Fatih’in Balat semtinde kurulu olan Yusra Toplum Merkezi’nin iki amacı var. Birincisi okula gitme imkânı olmayan mülteci çocuklara eğlenerek öğrenebilecekleri bir alan yaratmak. İkincisiyse çocukların ailelerine yasal destek sağlamak, sağlık yardımında bulunmak, dil ve okuma becerileri kazandırmaya çalışmak. “Çocuklar göçün en kırılgan kurbanları” diyen Shahla Raza, iki senedir Yusra Toplum Merkezi’nin başkanlığını yapıyor. Raza devam ediyor: “Bu çocuklar okula gidemediği için yıllar içersinde diğer çocuklarla aralarında kapanmaz bir fırsat eşitsizliği uçurum oluşuyor. Ailelerinden kopan ve çalışmak zorunda kalan bu çocuklar geleceğin yetişkinleri olacak. Eğer onlara şimdi yardımcı olmazsak gelecek hiçbirimiz için aydınlık olmayacak. Savaşın ve vahşetin olmadığı bir dünyanın mümkün olduğunu bu çocuklara anlatmak zorundayız”.

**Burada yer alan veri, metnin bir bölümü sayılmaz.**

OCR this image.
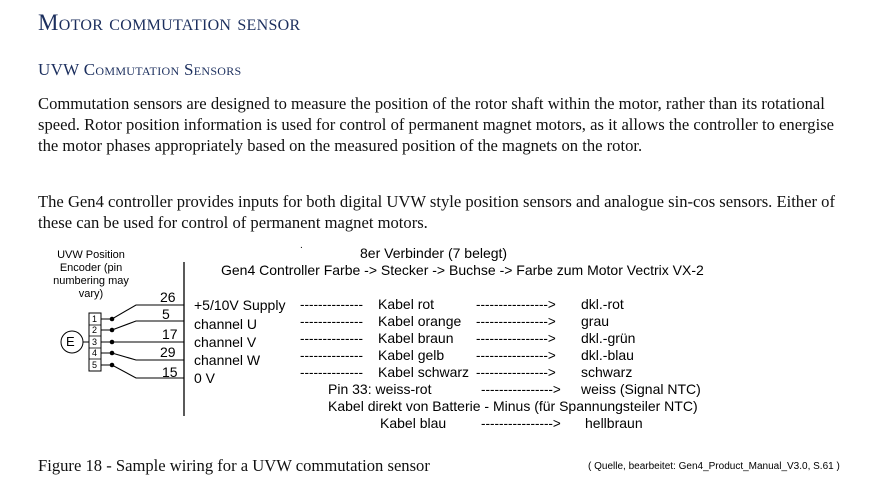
Motor commutation sensor
UVW Commutation Sensors

Commutation sensors are designed to measure the position of the rotor shaft within the motor, rather than its rotational speed. Rotor position information is used for control of permanent magnet motors, as it allows the controller to energise the motor phases appropriately based on the measured position of the magnets on the rotor.

The Gen4 controller provides inputs for both digital UVW style position sensors and analogue sin-cos sensors. Either of these can be used for control of permanent magnet motors.

UVW Position Encoder (pin numbering may vary)
E
1
2
3
4
5
26
5
17
29
15
+5/10V Supply
channel U
channel V
channel W
0 V
8er Verbinder (7 belegt)
.
Gen4 Controller Farbe -> Stecker -> Buchse -> Farbe zum Motor Vectrix VX-2
-------------- Kabel rot	----------------> dkl.-rot
-------------- Kabel orange ----------------> grau
-------------- Kabel braun ----------------> dkl.-grün
-------------- Kabel gelb ----------------> dkl.-blau
-------------- Kabel schwarz ----------------> schwarz
Pin 33: weiss-rot	----------------> weiss (Signal NTC)
Kabel direkt von Batterie - Minus (für Spannungsteiler NTC)
Kabel blau	----------------> hellbraun

Figure 18 - Sample wiring for a UVW commutation sensor	( Quelle, bearbeitet: Gen4_Product_Manual_V3.0, S.61 )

Yaparak yaşayarak öğrenmek

Çocuklar Akgün İlhan’a ormanla ilgili sorular soruyor (Fotoğraf: Nil Delahaye)

John Dewey’inde dediği gibi “Eğitim hayata hazırlık değil, hayatın kendisidir”[1]. Okulun dört duvarı ve bir çatısı içine hapsedilmiş değil, hayatın içinde bir eğitim daha anlamlı değil mi? Peki, bunun için sizce en uygun yer neresi olabilir? Öğrencilerin bedenleri sırayla masa arasına kıstırılmışken, zihinleri hareket edebilir mi? İşte tam da bu noktada BoMoVu[2] devreye giriyor. Eğlenerek öğrenmenin vazgeçilmez mekânı sokakları ve ormanı işin içine katıyor. Ve elbette hayat okulunda öğrenmek için önce harekete geçmek gerekir. “Hareketin Özgür”[3] BoMoVu Derneği’nin İstanbul’da yaşayan mülteciler için çalışan toplum merkezlerine yönelik geliştirdiği İsviçre Büyükelçiliği destekli bir proje. Bu şahane projenin koordinatörü Burcu Ayan anlatıyor: “Hareketin Özgür beden bütünlüğü ve göç etme hakkını gözetiyor. Bu projede, mültecilerin hâlihazırda dayanıştığı toplum merkezlerinde, sahip oldukları becerileri paylaşmak isteyen gönüllüler vasıtasıyla beden hareketi ve spor üzerine atölyeler düzenleniyor. Bunlar arasında ritim, kontakt doğaçlama, dövüş sporları, masal anlatısı, beden perküsyonu ve juggling, futbol gibi etkinlikler yer alıyor. Amacımız mültecilerin bedenleri ve içinde bulundukları yeni mekanla kurdukları ilişkiyi güçlendirmeye destek olmak”.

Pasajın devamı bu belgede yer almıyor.